Rotten Fruit Might Not Be So Bad

“The soul moves forward by being enamored.”

Richard Rohr

Everyday, without fail, I am amazed at the garbage inside me. I swear when I am angry. I can be a monster when I’m tired. I think the worst of people. I criticize my own creative ideas.

They say you can tell a tree by its fruit.

But am I the only one consistently finding rotten fruit dangling off her branches?

We inherited an Asian pear tree when we moved into our house last year. By late summer we were perched in its limbs plucking sweet, crisp, juicy pears for free. But the whole harvest wasn’t perfect, not even close.

There were mangled black ones and bees boring holes into the delectable flesh.

One of my favorite things about living in Europe was the real fruit.

The bananas had squishy bruises, they came in all shades of yellows, and brown spots seemed to be flaunted.

The apples were small and disfigured with their seeds still inside.

When I came back to America, the produce aisle looked like a bunch of plastic fruit with wax coating.

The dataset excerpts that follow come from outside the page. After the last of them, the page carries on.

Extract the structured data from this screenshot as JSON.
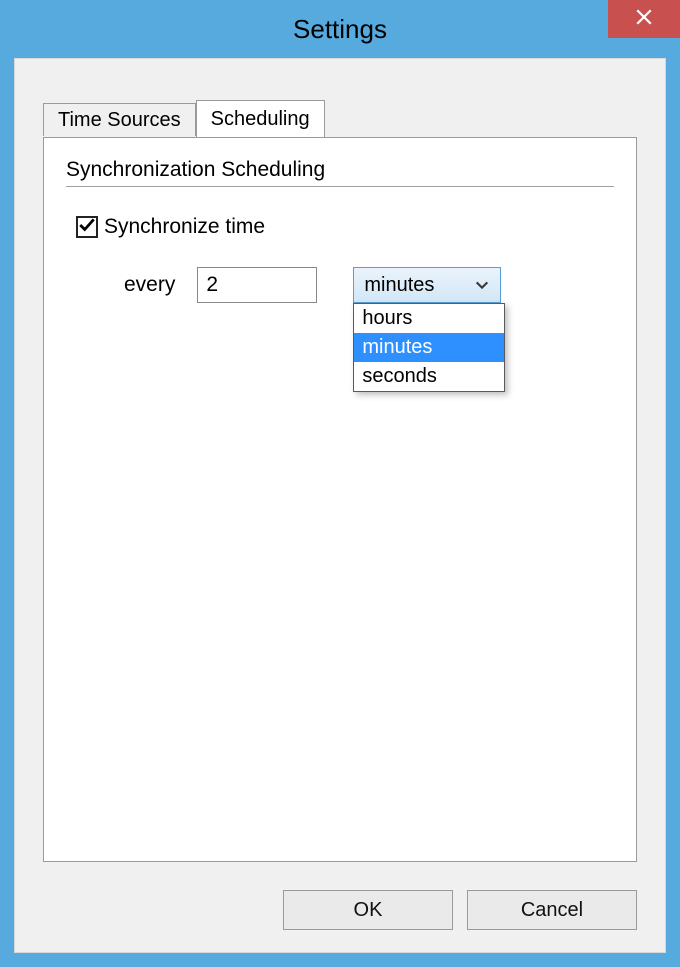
{
  "window": {
    "title": "Settings"
  },
  "tabs": {
    "time_sources": "Time Sources",
    "scheduling": "Scheduling"
  },
  "section": {
    "heading": "Synchronization Scheduling"
  },
  "sync": {
    "checkbox_checked": true,
    "label": "Synchronize time",
    "every_label": "every",
    "interval_value": "2"
  },
  "unit": {
    "selected": "minutes",
    "options": {
      "hours": "hours",
      "minutes": "minutes",
      "seconds": "seconds"
    }
  },
  "buttons": {
    "ok": "OK",
    "cancel": "Cancel"
  }
}
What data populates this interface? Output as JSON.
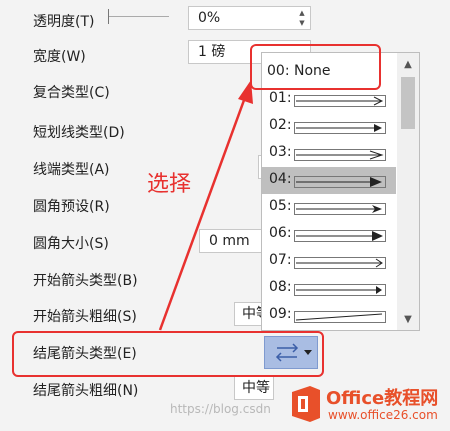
{
  "rows": {
    "transparency": {
      "label": "透明度(T)",
      "value": "0%"
    },
    "width": {
      "label": "宽度(W)",
      "value": "1 磅"
    },
    "compound_type": {
      "label": "复合类型(C)"
    },
    "dash_type": {
      "label": "短划线类型(D)"
    },
    "cap_type": {
      "label": "线端类型(A)"
    },
    "join_type": {
      "label": "圆角预设(R)"
    },
    "corner_size": {
      "label": "圆角大小(S)",
      "value": "0 mm"
    },
    "begin_arrow_type": {
      "label": "开始箭头类型(B)"
    },
    "begin_arrow_size": {
      "label": "开始箭头粗细(S)",
      "value": "中等"
    },
    "end_arrow_type": {
      "label": "结尾箭头类型(E)"
    },
    "end_arrow_size": {
      "label": "结尾箭头粗细(N)",
      "value": "中等"
    }
  },
  "dropdown": {
    "options": [
      {
        "num": "00: None"
      },
      {
        "num": "01:"
      },
      {
        "num": "02:"
      },
      {
        "num": "03:"
      },
      {
        "num": "04:"
      },
      {
        "num": "05:"
      },
      {
        "num": "06:"
      },
      {
        "num": "07:"
      },
      {
        "num": "08:"
      },
      {
        "num": "09:"
      }
    ],
    "selected_index": 4
  },
  "annotation": "选择",
  "watermark": {
    "url": "https://blog.csdn",
    "brand_title": "Office教程网",
    "brand_url": "www.office26.com"
  },
  "colors": {
    "highlight": "#e8312f",
    "button_blue": "#a9bde3",
    "logo_orange": "#e8502a"
  }
}
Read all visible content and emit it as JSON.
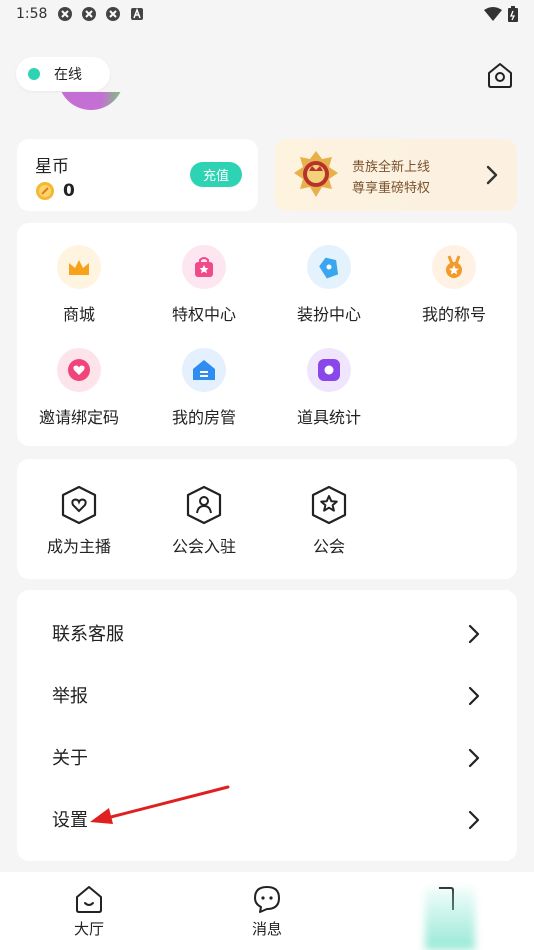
{
  "status_bar": {
    "time": "1:58"
  },
  "header": {
    "online_label": "在线"
  },
  "coins": {
    "title": "星币",
    "value": "0",
    "recharge_label": "充值"
  },
  "noble": {
    "line1": "贵族全新上线",
    "line2": "尊享重磅特权"
  },
  "features": [
    {
      "label": "商城",
      "icon": "crown-icon",
      "color": "#f7a21b"
    },
    {
      "label": "特权中心",
      "icon": "gift-bag-icon",
      "color": "#f04a8b"
    },
    {
      "label": "装扮中心",
      "icon": "shirt-icon",
      "color": "#3ba6f0"
    },
    {
      "label": "我的称号",
      "icon": "medal-icon",
      "color": "#f39a2a"
    },
    {
      "label": "邀请绑定码",
      "icon": "heart-icon",
      "color": "#f0447a"
    },
    {
      "label": "我的房管",
      "icon": "house-icon",
      "color": "#2f8cf0"
    },
    {
      "label": "道具统计",
      "icon": "box-icon",
      "color": "#8a46e8"
    }
  ],
  "guild": [
    {
      "label": "成为主播",
      "icon": "heart-shield-icon"
    },
    {
      "label": "公会入驻",
      "icon": "person-shield-icon"
    },
    {
      "label": "公会",
      "icon": "star-shield-icon"
    }
  ],
  "menu": [
    {
      "label": "联系客服"
    },
    {
      "label": "举报"
    },
    {
      "label": "关于"
    },
    {
      "label": "设置"
    }
  ],
  "bottom_nav": [
    {
      "label": "大厅",
      "icon": "home-smile-icon"
    },
    {
      "label": "消息",
      "icon": "chat-bubble-icon"
    },
    {
      "label": "",
      "icon": "profile-tab-icon"
    }
  ],
  "colors": {
    "accent": "#2ed3b4",
    "background": "#f5f5f5",
    "annotation": "#e02020"
  }
}
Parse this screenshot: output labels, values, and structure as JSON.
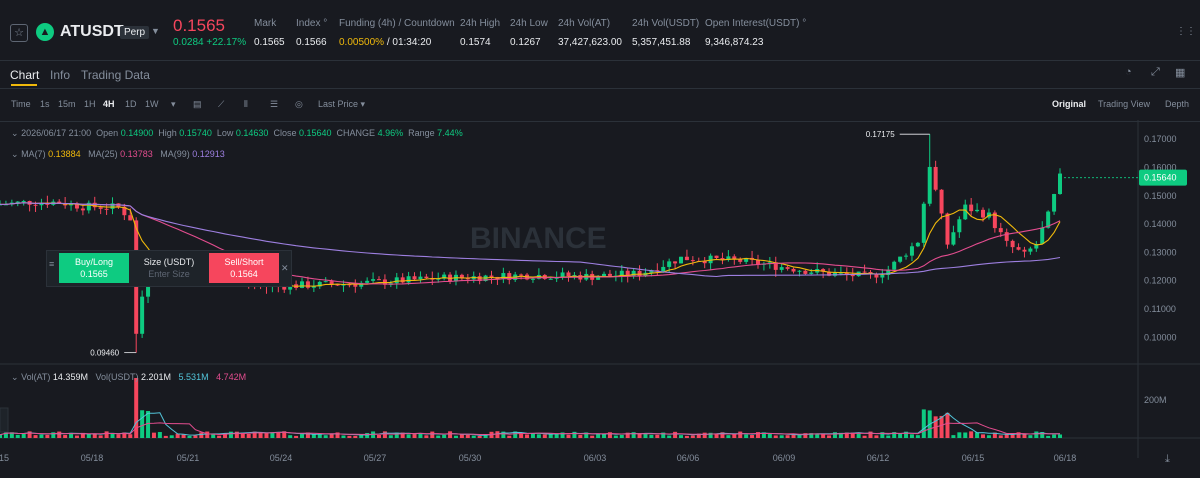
{
  "header": {
    "symbol": "ATUSDT",
    "contract_type": "Perp",
    "last_price": "0.1565",
    "change_abs": "0.0284",
    "change_pct": "+22.17%",
    "stats": [
      {
        "label": "Mark",
        "value": "0.1565"
      },
      {
        "label": "Index",
        "value": "0.1566"
      },
      {
        "label": "Funding (4h) / Countdown",
        "value": "0.00500%",
        "value2": "/ 01:34:20"
      },
      {
        "label": "24h High",
        "value": "0.1574"
      },
      {
        "label": "24h Low",
        "value": "0.1267"
      },
      {
        "label": "24h Vol(AT)",
        "value": "37,427,623.00"
      },
      {
        "label": "24h Vol(USDT)",
        "value": "5,357,451.88"
      },
      {
        "label": "Open Interest(USDT)",
        "value": "9,346,874.23"
      }
    ]
  },
  "tabs": [
    "Chart",
    "Info",
    "Trading Data"
  ],
  "toolbar": {
    "time_label": "Time",
    "intervals": [
      "1s",
      "15m",
      "1H",
      "4H",
      "1D",
      "1W"
    ],
    "active_interval": "4H",
    "price_type": "Last Price",
    "views": [
      "Original",
      "Trading View",
      "Depth"
    ],
    "active_view": "Original"
  },
  "ohlc": {
    "date": "2026/06/17 21:00",
    "open_label": "Open",
    "open": "0.14900",
    "high_label": "High",
    "high": "0.15740",
    "low_label": "Low",
    "low": "0.14630",
    "close_label": "Close",
    "close": "0.15640",
    "change_label": "CHANGE",
    "change": "4.96%",
    "range_label": "Range",
    "range": "7.44%"
  },
  "ma_legend": [
    {
      "label": "MA(7)",
      "value": "0.13884",
      "color": "#f0b90b"
    },
    {
      "label": "MA(25)",
      "value": "0.13783",
      "color": "#e34d8f"
    },
    {
      "label": "MA(99)",
      "value": "0.12913",
      "color": "#9d7fe0"
    }
  ],
  "vol_legend": {
    "vol_at_label": "Vol(AT)",
    "vol_at": "14.359M",
    "vol_usdt_label": "Vol(USDT)",
    "vol_usdt": "2.201M",
    "ma5": "5.531M",
    "ma10": "4.742M"
  },
  "trade_panel": {
    "buy_label": "Buy/Long",
    "buy_price": "0.1565",
    "size_label": "Size (USDT)",
    "size_placeholder": "Enter Size",
    "sell_label": "Sell/Short",
    "sell_price": "0.1564"
  },
  "watermark": "BINANCE",
  "colors": {
    "up": "#0ecb81",
    "down": "#f6465d",
    "accent": "#f0b90b"
  },
  "chart_data": {
    "type": "candlestick",
    "price_ticks": [
      "0.17000",
      "0.16000",
      "0.15000",
      "0.14000",
      "0.13000",
      "0.12000",
      "0.11000",
      "0.10000"
    ],
    "current_price_tag": "0.15640",
    "high_marker": "0.17175",
    "low_marker": "0.09460",
    "volume_tick": "200M",
    "x_ticks": [
      "15",
      "05/18",
      "05/21",
      "05/24",
      "05/27",
      "05/30",
      "06/03",
      "06/06",
      "06/09",
      "06/12",
      "06/15",
      "06/18"
    ],
    "ylim": [
      0.092,
      0.175
    ],
    "anchors": [
      [
        0,
        0.147
      ],
      [
        5,
        0.1478
      ],
      [
        10,
        0.1478
      ],
      [
        14,
        0.1462
      ],
      [
        20,
        0.146
      ],
      [
        22,
        0.142
      ],
      [
        23,
        0.101
      ],
      [
        25,
        0.128
      ],
      [
        35,
        0.123
      ],
      [
        45,
        0.118
      ],
      [
        60,
        0.119
      ],
      [
        75,
        0.121
      ],
      [
        90,
        0.122
      ],
      [
        100,
        0.1215
      ],
      [
        108,
        0.1225
      ],
      [
        115,
        0.128
      ],
      [
        125,
        0.127
      ],
      [
        135,
        0.124
      ],
      [
        140,
        0.1225
      ],
      [
        147,
        0.1215
      ],
      [
        150,
        0.124
      ],
      [
        155,
        0.134
      ],
      [
        157,
        0.161
      ],
      [
        160,
        0.133
      ],
      [
        163,
        0.146
      ],
      [
        167,
        0.143
      ],
      [
        170,
        0.133
      ],
      [
        173,
        0.129
      ],
      [
        175,
        0.133
      ],
      [
        177,
        0.143
      ],
      [
        179,
        0.1565
      ]
    ]
  }
}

Is this stuff fake, I wondered?  

To think what they have to inject inside and spray on top of the fruit to keep it from looking like anything but fresh and perky.

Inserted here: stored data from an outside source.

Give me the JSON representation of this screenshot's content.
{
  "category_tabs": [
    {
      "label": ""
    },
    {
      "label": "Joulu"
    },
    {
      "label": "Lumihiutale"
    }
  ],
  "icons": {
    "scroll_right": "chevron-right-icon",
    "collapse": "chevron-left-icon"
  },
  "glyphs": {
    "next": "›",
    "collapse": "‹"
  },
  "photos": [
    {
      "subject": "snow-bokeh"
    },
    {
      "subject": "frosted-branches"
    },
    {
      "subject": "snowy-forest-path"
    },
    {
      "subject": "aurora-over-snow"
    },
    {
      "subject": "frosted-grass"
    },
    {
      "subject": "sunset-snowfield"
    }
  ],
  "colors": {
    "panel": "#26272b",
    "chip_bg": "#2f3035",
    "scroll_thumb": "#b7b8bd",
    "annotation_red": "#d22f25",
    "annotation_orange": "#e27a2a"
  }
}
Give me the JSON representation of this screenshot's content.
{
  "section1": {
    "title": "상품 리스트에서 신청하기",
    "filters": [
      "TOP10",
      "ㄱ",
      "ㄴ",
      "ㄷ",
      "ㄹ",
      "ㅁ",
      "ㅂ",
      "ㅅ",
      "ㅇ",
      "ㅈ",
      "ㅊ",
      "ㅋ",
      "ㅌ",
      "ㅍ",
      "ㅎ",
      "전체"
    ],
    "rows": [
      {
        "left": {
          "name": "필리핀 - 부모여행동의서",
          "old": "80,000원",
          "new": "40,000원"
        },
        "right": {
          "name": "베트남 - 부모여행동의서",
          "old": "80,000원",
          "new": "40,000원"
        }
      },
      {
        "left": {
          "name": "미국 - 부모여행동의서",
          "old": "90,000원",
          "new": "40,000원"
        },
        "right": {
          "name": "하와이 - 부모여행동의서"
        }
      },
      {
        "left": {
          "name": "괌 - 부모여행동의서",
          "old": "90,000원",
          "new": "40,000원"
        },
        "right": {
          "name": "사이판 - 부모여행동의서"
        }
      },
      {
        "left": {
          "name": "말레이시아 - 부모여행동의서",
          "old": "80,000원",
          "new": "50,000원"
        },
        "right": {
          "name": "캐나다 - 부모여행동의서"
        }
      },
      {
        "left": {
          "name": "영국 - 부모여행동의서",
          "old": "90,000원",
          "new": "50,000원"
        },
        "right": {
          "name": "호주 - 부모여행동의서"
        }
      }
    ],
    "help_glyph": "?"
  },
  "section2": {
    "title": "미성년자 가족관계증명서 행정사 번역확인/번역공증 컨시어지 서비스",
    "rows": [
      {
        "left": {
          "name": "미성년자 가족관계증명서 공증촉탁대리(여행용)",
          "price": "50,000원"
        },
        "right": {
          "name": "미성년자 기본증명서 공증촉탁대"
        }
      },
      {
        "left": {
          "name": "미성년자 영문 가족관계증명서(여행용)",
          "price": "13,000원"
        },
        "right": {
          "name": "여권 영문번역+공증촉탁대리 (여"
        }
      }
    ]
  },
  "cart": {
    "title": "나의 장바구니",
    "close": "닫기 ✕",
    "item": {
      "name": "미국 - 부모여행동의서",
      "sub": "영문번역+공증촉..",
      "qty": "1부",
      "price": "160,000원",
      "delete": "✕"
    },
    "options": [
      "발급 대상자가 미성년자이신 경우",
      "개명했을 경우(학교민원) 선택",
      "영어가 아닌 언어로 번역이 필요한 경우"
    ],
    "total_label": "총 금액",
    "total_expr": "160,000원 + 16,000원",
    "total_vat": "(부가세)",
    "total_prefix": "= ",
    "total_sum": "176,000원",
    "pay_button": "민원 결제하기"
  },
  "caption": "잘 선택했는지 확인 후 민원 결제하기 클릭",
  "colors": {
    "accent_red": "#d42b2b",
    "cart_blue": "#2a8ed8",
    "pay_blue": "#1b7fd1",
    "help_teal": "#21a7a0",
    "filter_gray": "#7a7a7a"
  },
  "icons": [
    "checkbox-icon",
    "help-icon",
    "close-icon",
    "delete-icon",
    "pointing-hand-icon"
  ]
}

How dare a piece of fruit reveal its struggles, how far its traveled, how its been tossed around in crates, or picked on by bugs.

Oddly enough, I am more comfortable eating fruit from Europe. It has unique and varied taste, distinct flavor, and unmistakable character.

How often do we try to eliminate our shadow side, the bruises from our falls or the black holes that are feeding the bees?

My soul stretches up towards the sky in praise of the God who tends to my tree and celebrates my fruit, who knows I am a good human.

His wooing is the way I keep going and growing.